Por un lado, cada vez hay más personas con derecho a no trabajar. Por el otro, se suceden las campañas para mantener en activo a otros colectivos.

Por un lado, cada vez hay más personas con derecho a no trabajar. Por el otro, se suceden las campañas para mantener en activo a otros colectivos.
El secretario general de UGT, Pepe Álvarez, junto a las ministras Pilar Alegría, Yolanda Díaz y Elma Saiz, esta semana, en Madrid. | EFE

Un puñado de noticias con las que me encuentro en los últimos días, sólo aparentemente inconexas:

  • En España, UGT pide a la Seguridad Social que aquellas personas que han acumulado muchas horas extra a lo largo de su vida laboral puedan jubilarse de forma anticipada. El sindicato argumenta que ese tiempo trabajando de más ha supuesto un "desgaste" que debe ser recompensado a la hora de su retiro: "Si han hecho horas extra equivalentes a un año, vamos a pedir que puedan jubilarse un año antes".
  • Un análisis de The Spectator sobre un fenómeno muy curioso, el creciente número de británicos en edad de trabajar que viven de subsidios o ayudas: "Why Britain stopped working". Ejemplificado en "la tragedia de Blackpool", una ciudad en la que más de un cuarto de los residentes en edad de trabajar recibe este tipo de prestaciones.
  • En El Mundo miran a Japón, el país más envejecido del mundo (España sigue la misma senda, pero quince años más tarde). Y se detienen en un fenómeno curioso, los voluntarios de la tercera edad: "Ambos ancianos cruzan dos días a la semana media ciudad en metro para trabajar como voluntarios en la vigilancia y limpieza de un parque público. Las autoridades, a falta de mano de obra más joven, al final acaban tirando de jubilados para que ayuden a mantener el estándar japonés —ahora en peligro de colapso— de perfecta armonía entre orden y limpieza".
  • En Público, por su parte, anuncian que Sumar ha pedido al PSOE "ampliar a 20 semanas el permiso parental en la negociación de los Presupuestos": los de Díaz piden incrementar cuanto antes "los permisos de paternidad y maternidad desde 16 hasta 20 semanas. Se trata del principal permiso por crianza y es remunerado en su totalidad".
  • A raíz del cambio constitucional aprobado hace unas semanas, se recuperan algunos reportajes sobre el empleo de ciertos colectivos. Por ejemplo, este artículo de El País del año pasado que se titulaba: "La ardua inclusión laboral de las personas con discapacidad. La contratación dentro de este colectivo aumentó un 8 % en 2022, pero los prejuicios y el desconocimiento lastran una mayor incorporación de estas personas a las empresas ordinarias".
  • Y un análisis de La Información, sobre un fenómeno del que no se habla demasiado: "La cifra de trabajadores enfermos se duplicó en 2023: ¿Por qué las bajas laborales están disparadas en España?".

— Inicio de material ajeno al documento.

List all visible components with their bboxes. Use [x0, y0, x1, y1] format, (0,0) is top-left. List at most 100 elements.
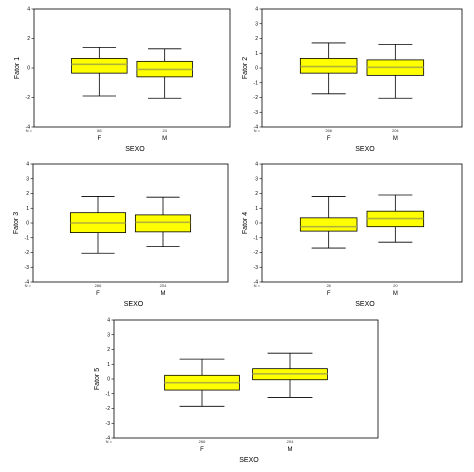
box-F	[299, 42, 358, 95]
n-prefix: N =	[254, 283, 261, 288]
y-tick-label: -1	[25, 235, 30, 241]
y-tick-label: 0	[255, 66, 258, 72]
iqr-box	[134, 214, 192, 233]
y-tick-label: 0	[107, 377, 110, 383]
n-label: 204	[160, 283, 167, 288]
y-axis-label: Fator 2	[242, 57, 249, 79]
box-F	[71, 46, 128, 97]
n-label: 26	[326, 283, 331, 288]
y-tick-label: 2	[255, 36, 258, 42]
n-label: 204	[287, 439, 294, 444]
n-label: 266	[199, 439, 206, 444]
box-M	[252, 352, 328, 398]
iqr-box	[299, 217, 358, 232]
y-tick-label: 0	[27, 66, 30, 72]
chart-panel-1: 4 2 0 -2 -4N = 86 F 24 M Fator 1 SEXO	[14, 7, 231, 153]
x-axis-label: SEXO	[355, 146, 375, 153]
y-tick-label: 3	[26, 176, 29, 182]
y-tick-label: -2	[26, 95, 31, 101]
y-tick-label: 1	[255, 51, 258, 57]
n-prefix: N =	[106, 439, 113, 444]
y-axis-label: Fator 4	[242, 212, 249, 234]
box-M	[134, 196, 192, 248]
y-tick-label: -4	[254, 280, 259, 286]
y-axis-label: Fator 3	[13, 212, 20, 234]
chart-panel-2: 4 3 2 1 0 -1 -2 -3 -4N = 266 F 204 M Fator 2 SEXO	[242, 7, 463, 153]
chart-panel-5: 4 3 2 1 0 -1 -2 -3 -4N = 266 F 204 M Fator 5 SEXO	[94, 318, 379, 464]
n-label: 204	[392, 128, 399, 133]
plot-frame	[113, 319, 379, 439]
y-tick-label: 3	[107, 332, 110, 338]
category-label: F	[200, 447, 204, 453]
n-label: 24	[162, 128, 167, 133]
n-label: 266	[325, 128, 332, 133]
box-F	[164, 358, 240, 407]
y-tick-label: -4	[254, 125, 259, 131]
n-label: 86	[97, 128, 102, 133]
y-tick-label: -3	[254, 110, 259, 116]
x-axis-label: SEXO	[355, 301, 375, 308]
x-axis-label: SEXO	[125, 146, 145, 153]
y-tick-label: 1	[107, 362, 110, 368]
y-tick-label: -3	[106, 421, 111, 427]
plot-frame	[33, 8, 231, 128]
y-axis-label: Fator 5	[94, 368, 101, 390]
category-label: M	[288, 447, 293, 453]
y-tick-label: 4	[107, 318, 110, 324]
y-tick-label: -1	[254, 80, 259, 86]
y-tick-label: 0	[26, 221, 29, 227]
y-tick-label: -2	[254, 250, 259, 256]
y-tick-label: -3	[254, 265, 259, 271]
y-tick-label: 0	[255, 221, 258, 227]
y-tick-label: 3	[255, 21, 258, 27]
box-M	[366, 44, 425, 99]
y-tick-label: -2	[106, 406, 111, 412]
y-tick-label: -4	[106, 436, 111, 442]
box-M	[366, 194, 425, 243]
y-tick-label: 4	[26, 162, 29, 168]
y-tick-label: 4	[27, 7, 30, 13]
y-tick-label: -4	[26, 125, 31, 131]
x-axis-label: SEXO	[239, 457, 259, 464]
x-axis-label: SEXO	[124, 301, 144, 308]
y-axis-label: Fator 1	[14, 57, 21, 79]
chart-panel-4: 4 3 2 1 0 -1 -2 -3 -4N = 26 F 20 M Fator 4 SEXO	[242, 162, 463, 308]
y-tick-label: 4	[255, 162, 258, 168]
n-prefix: N =	[254, 128, 261, 133]
category-label: F	[327, 136, 331, 142]
y-tick-label: -1	[106, 391, 111, 397]
plot-frame	[261, 163, 463, 283]
y-tick-label: 2	[255, 191, 258, 197]
category-label: M	[393, 291, 398, 297]
category-label: F	[97, 136, 101, 142]
plot-frame	[32, 163, 229, 283]
y-tick-label: 1	[26, 206, 29, 212]
y-tick-label: -2	[25, 250, 30, 256]
category-label: M	[161, 291, 166, 297]
category-label: M	[162, 136, 167, 142]
box-F	[299, 196, 358, 249]
y-tick-label: -2	[254, 95, 259, 101]
iqr-box	[71, 58, 128, 74]
y-tick-label: 1	[255, 206, 258, 212]
box-F	[69, 196, 127, 254]
chart-panel-3: 4 3 2 1 0 -1 -2 -3 -4N = 266 F 204 M Fator 3 SEXO	[13, 162, 229, 308]
n-prefix: N =	[26, 128, 33, 133]
y-tick-label: -1	[254, 235, 259, 241]
y-tick-label: 4	[255, 7, 258, 13]
box-M	[136, 48, 193, 99]
y-tick-label: -4	[25, 280, 30, 286]
y-tick-label: 2	[26, 191, 29, 197]
n-label: 20	[393, 283, 398, 288]
category-label: F	[96, 291, 100, 297]
category-label: M	[393, 136, 398, 142]
y-tick-label: 3	[255, 176, 258, 182]
n-prefix: N =	[25, 283, 32, 288]
n-label: 266	[95, 283, 102, 288]
plot-frame	[261, 8, 463, 128]
y-tick-label: 2	[27, 36, 30, 42]
y-tick-label: 2	[107, 347, 110, 353]
category-label: F	[327, 291, 331, 297]
y-tick-label: -3	[25, 265, 30, 271]
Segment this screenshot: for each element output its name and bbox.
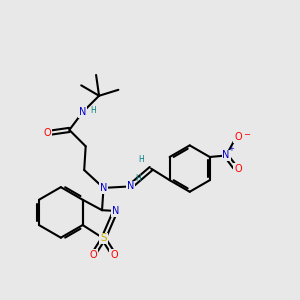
Text: N: N bbox=[79, 107, 86, 117]
Text: O: O bbox=[89, 250, 97, 260]
Text: O: O bbox=[234, 132, 242, 142]
Text: O: O bbox=[43, 128, 51, 138]
Text: −: − bbox=[243, 130, 250, 139]
Text: N: N bbox=[112, 206, 119, 216]
Text: H: H bbox=[139, 155, 144, 164]
Text: +: + bbox=[229, 146, 234, 152]
Text: N: N bbox=[127, 182, 134, 191]
Text: N: N bbox=[222, 151, 230, 160]
Text: O: O bbox=[110, 250, 118, 260]
Text: H: H bbox=[90, 106, 96, 115]
Text: O: O bbox=[234, 164, 242, 174]
Text: N: N bbox=[100, 183, 107, 193]
Text: H: H bbox=[136, 174, 142, 183]
Text: S: S bbox=[100, 233, 107, 243]
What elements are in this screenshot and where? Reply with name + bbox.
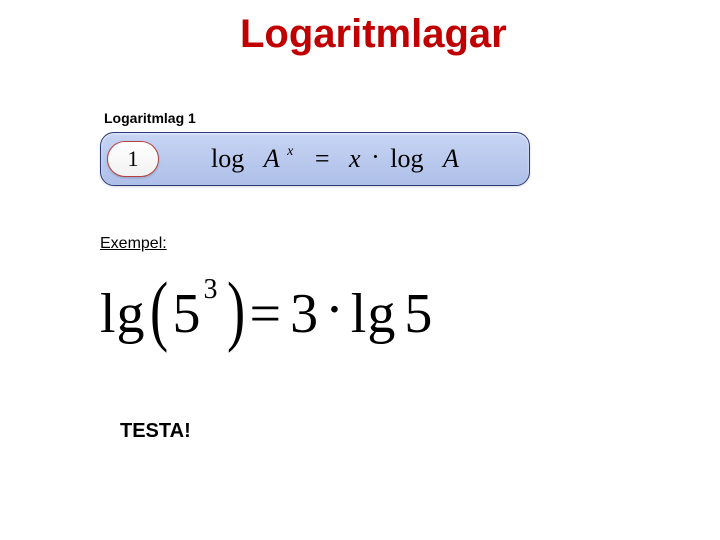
law-section: Logaritmlag 1 1 log A x = x · log A (100, 110, 530, 186)
formula-rhs-A: A (443, 144, 459, 173)
formula-base-A: A (264, 144, 280, 173)
example-exp-3: 3 (204, 274, 219, 305)
example-formula: lg(53)=3·lg5 (100, 275, 433, 346)
example-fn-lg2: lg (351, 283, 397, 345)
example-coeff-3: 3 (290, 283, 319, 345)
close-paren-icon: ) (227, 279, 246, 341)
example-label: Exempel: (100, 235, 167, 253)
formula-rhs-x: x (349, 144, 361, 173)
open-paren-icon: ( (150, 279, 169, 341)
example-arg-5: 5 (404, 283, 433, 345)
formula-log-rhs: log (390, 144, 423, 173)
law-box: 1 log A x = x · log A (100, 132, 530, 186)
formula-eq: = (315, 144, 330, 173)
page-title: Logaritmlagar (240, 12, 507, 57)
formula-log-lhs: log (211, 144, 244, 173)
law-badge: 1 (107, 141, 159, 177)
dot-icon: · (319, 279, 351, 341)
formula-exp-x: x (287, 144, 293, 159)
example-eq: = (250, 283, 283, 345)
law-label: Logaritmlag 1 (100, 110, 530, 126)
slide: Logaritmlagar Logaritmlag 1 1 log A x = … (0, 0, 720, 540)
example-base-5: 5 (173, 283, 202, 345)
testa-label: TESTA! (120, 420, 191, 443)
dot-icon: · (367, 142, 384, 171)
law-formula: log A x = x · log A (211, 144, 459, 174)
example-fn-lg: lg (100, 283, 146, 345)
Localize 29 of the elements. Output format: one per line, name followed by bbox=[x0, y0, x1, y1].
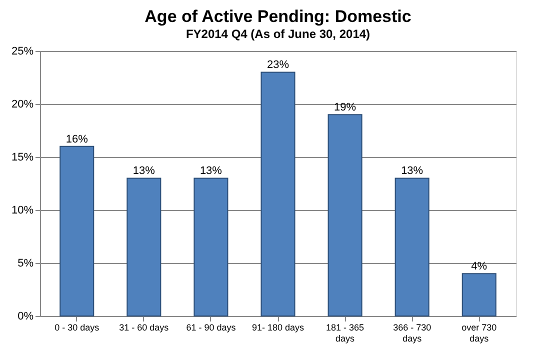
y-tick-label: 10% bbox=[11, 204, 34, 216]
bar bbox=[126, 178, 162, 316]
bar bbox=[462, 273, 496, 316]
data-label: 13% bbox=[132, 165, 156, 178]
x-tick-label: 31 - 60 days bbox=[119, 322, 170, 332]
chart-subtitle: FY2014 Q4 (As of June 30, 2014) bbox=[186, 27, 370, 41]
data-label: 23% bbox=[266, 59, 290, 72]
y-tick-label: 25% bbox=[11, 46, 34, 58]
bar bbox=[60, 146, 94, 316]
bar bbox=[328, 114, 362, 316]
x-tick-label: 91- 180 days bbox=[252, 322, 305, 332]
bar bbox=[194, 178, 228, 316]
x-tick-label: 61 - 90 days bbox=[186, 322, 236, 332]
data-label: 16% bbox=[66, 133, 88, 146]
data-label: 4% bbox=[471, 260, 488, 273]
data-label: 13% bbox=[401, 165, 424, 178]
bar bbox=[394, 178, 430, 316]
y-tick-label: 15% bbox=[11, 152, 34, 164]
x-tick-label: over 730 days bbox=[462, 322, 497, 344]
data-label: 19% bbox=[334, 102, 356, 114]
y-tick-label: 5% bbox=[18, 258, 34, 270]
bar bbox=[260, 72, 296, 316]
data-label: 13% bbox=[200, 165, 222, 178]
x-tick-label: 181 - 365 days bbox=[326, 322, 364, 344]
x-tick-label: 0 - 30 days bbox=[54, 322, 100, 332]
y-tick-label: 20% bbox=[11, 98, 34, 110]
y-tick-label: 0% bbox=[18, 310, 34, 322]
x-tick-label: 366 - 730 days bbox=[393, 322, 432, 344]
chart-title: Age of Active Pending: Domestic bbox=[144, 7, 412, 26]
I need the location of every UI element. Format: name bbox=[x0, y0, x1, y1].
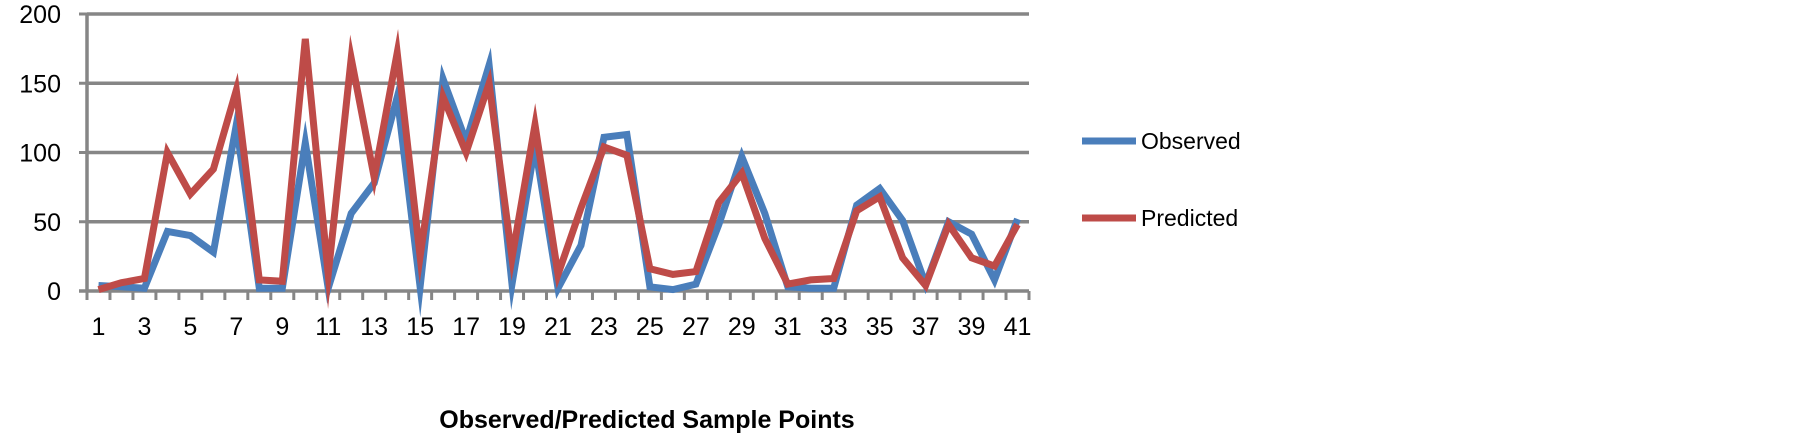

Podríamos seguir, por ejemplo, con los anuncios de nuestro Gobierno sobre la reducción de la jornada laboral: recordemos que el partido de la ministra del ramo quiere llevarla a 32 horas a la semana. ¿Qué tienen todas estas noticias en común? El trabajo. La falta o el exceso del mismo. Las propuestas para incrementarlo o para reducirlo.

Quizás sea la característica más peculiar de la política moderna. En otros asuntos es, para bien o para mal, más o menos constante. Pero en lo que hace referencia al empleo, podemos pasar en unos minutos de considerarlo un premio (por ejemplo, si el beneficiado del mismo tiene algún tipo de discapacidad) a una condena (si tienes una pequeña dolencia).

En realidad, este asunto del que se habla tan poco será una de las cuestiones definitorias de las próximas décadas en las socialdemocracias europeas (es decir, en todos los países de la UE). El estado del bienestar impulsado por nuestros políticos (y sus votantes) se sostiene alrededor de dos fuerzas que tiran en sentido contrario. Por una parte, la necesidad de ofrecer constantemente nuevos beneficios a un número creciente de colectivos. No vale con renovar los existentes. Estos últimos, por supuesto, hay que mantenerlos. Es parte del fenómeno del efecto trinquete, que Robert Higgs explica en Crisis y Leviatán: con cada crisis, el Estado crece con la excusa de las dificultades previas; y cuando terminan estos problemas, aunque retrocede ligeramente, siempre se mantiene en posiciones que antes no ocupaba.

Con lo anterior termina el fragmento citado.